= 24-cell honeycomb honeycomb =

24-cell honeycomb honeycomb
(No image)
| Type | Hyperbolic regular honeycomb |
| Schläfli symbol | {3,4,3,3,3} |
| Coxeter diagram | = |
| 5-faces | {3,4,3,3} |
| 4-faces | {3,4,3} |
| Cells | {3,4} |
| Faces | {3} |
| Cell figure | {3} |
| Face figure | {3,3} |
| Edge figure | {3,3,3} |
| Vertex figure | {4,3,3,3} |
| Dual | 5-orthoplex honeycomb |
| Coxeter group | U_{5}, [3,3,3,4,3] |
| Properties | Regular |

In the geometry of hyperbolic 5-space, the 24-cell honeycomb honeycomb is one of five paracompact regular space-filling tessellations (or honeycombs).
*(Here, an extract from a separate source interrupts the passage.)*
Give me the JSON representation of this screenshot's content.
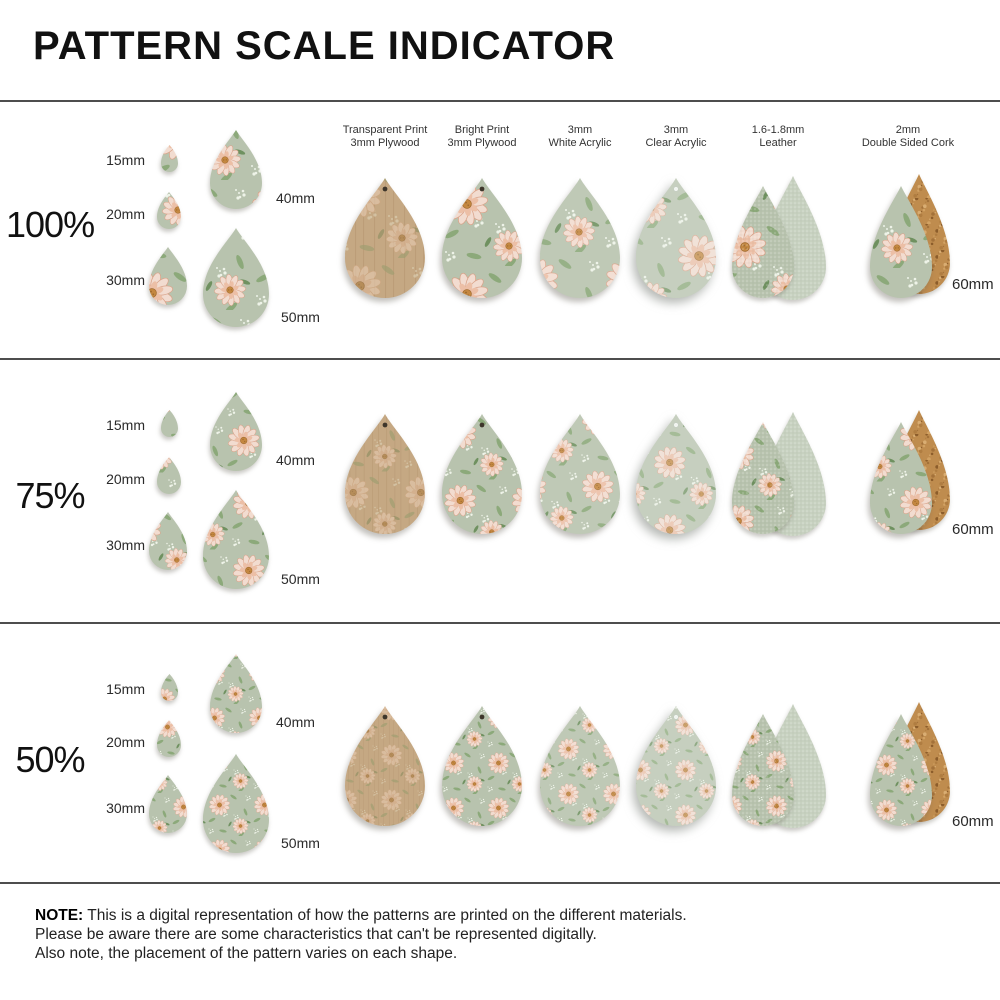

It is called paracompact because it has infinite facets, whose vertices exist on 4-horospheres and converge to a single ideal point at infinity. With Schläfli symbol {3,4,3,3,3}, it has three 24-cell honeycombs around each cell. It is dual to the 5-orthoplex honeycomb.

== Related honeycombs==
It is related to the regular Euclidean 4-space 24-cell honeycomb, {3,4,3,3}, and the hyperbolic 5-space order-4 24-cell honeycomb honeycomb.